PCI treatment strategies related to thrombolytic therapy
Thrombolytic therapy is also recognized as one of the effective therapies for STEMI. Compared to PCI, its efficacy is comparable to that of PCI within 3 hours of STEMI onset, although the overall efficacy is somewhat less. The following are several PCI treatment strategies related to thrombolytic therapy.
1, direct PCI (PrimnryPCI): direct PCI without thrombolysis. the best choice for STEMI reperfusion therapy in hospitals with PCI conditions.
2.Transfer PCI: Transfer PCI means: the local hospital does not have the condition of PCI, need to transfer to the condition of the hospital to perform PCI.
The following patients are suitable.
(1) Thrombolytic therapy is contraindicated or unsuccessful.
(2) Secondary to cardiogenic shock.
(3) Expected time delay < 60 minutes.
(4) Transfer to a qualified PCI hospital (consultation-balloon time <90 minutes).
3. Immediate PCI: PCI for severe residual stenosis immediately after successful thrombolysis was shown to be unhelpful in early data. Recent studies have shown that coronary angiography and PCI (if feasible) are routinely recommended within 3 to 24 hours after successful thrombolysis to improve patient regression. It can be applied even if the patient is asymptomatic and without clear myocardial ischemia.
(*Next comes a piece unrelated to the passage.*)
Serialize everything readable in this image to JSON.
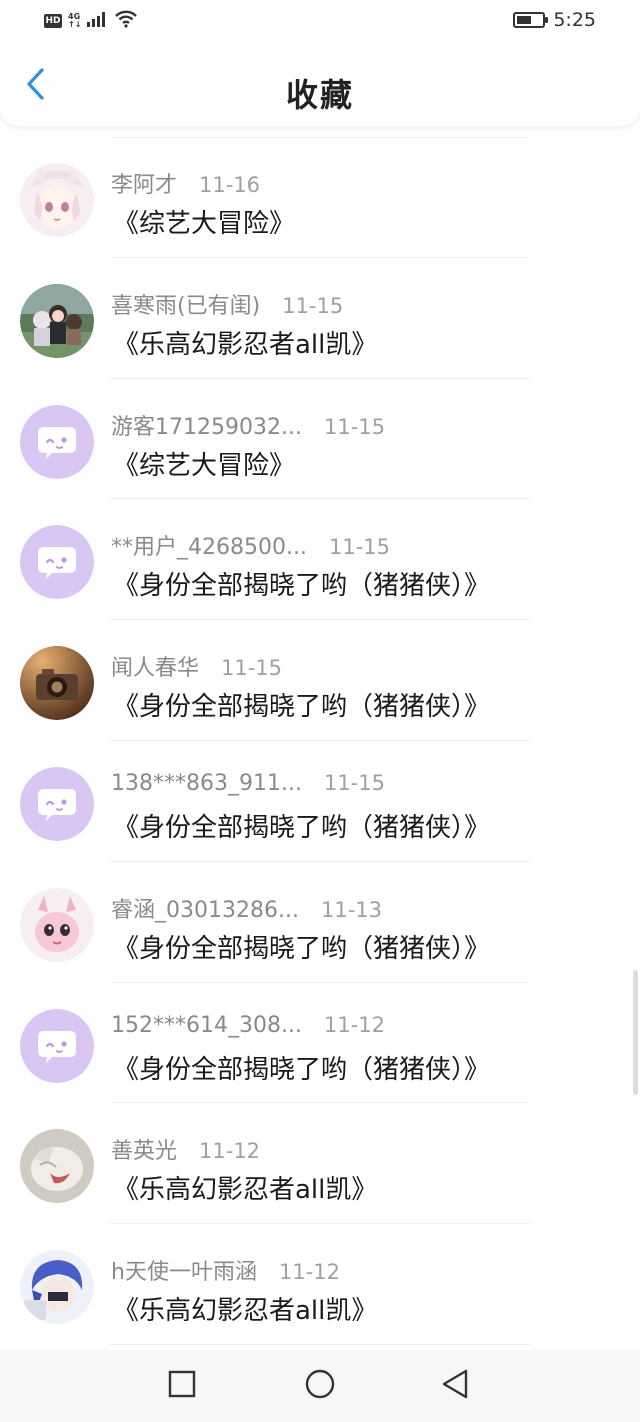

4. Easy PCI: This intervention is characterized by.
(1) It has been originally planned to perform an emergency intervention.
(2) Drug reperfusion therapy (GPIIb/IIIa antagonist and/or half dose of thrombolytic agent) is given before the intervention is performed. the PACT trial showed that the application of half dose of rt-PA in STEMI patients before transport to the catheterization laboratory for emergency PTCA increased the vascular opening rate without an increase in side effects.
Easy PCI is feasible in high-risk patients and when PCI cannot be performed immediately and the risk of bleeding is low.
5.remedial PCI (remedial PCI): PCI within 12 hours of symptomatic onset after thrombolysis failure, which may be more beneficial for anterior wall infarction, but may not be beneficial for asymptomatic inferior wall AMI.
Indications for remedial PCI.
①those who have failed thrombolysis and have a moderate to large infarct.
(ii) Those with hemodynamic or electrocardiographic instability.
(iii) Those with cardiogenic shock or heart failure.
(iv) Those with persistent evidence of ischemia.
(6) Delayed PCI: PCI performed 1 to 7 days after thrombolysis for lesions with residual stenosis is safe, improves left ventricular function, and may be more beneficial in those who still have evidence of ischemia or multi-branch lesions.
(7) Late PCI: PCI performed in patients with stable STEMI who did not receive reperfusion therapy within the first 12 hours of onset for a period greater than 12 h. Coronary angiography and PCI in these patients within two weeks is not currently advocated.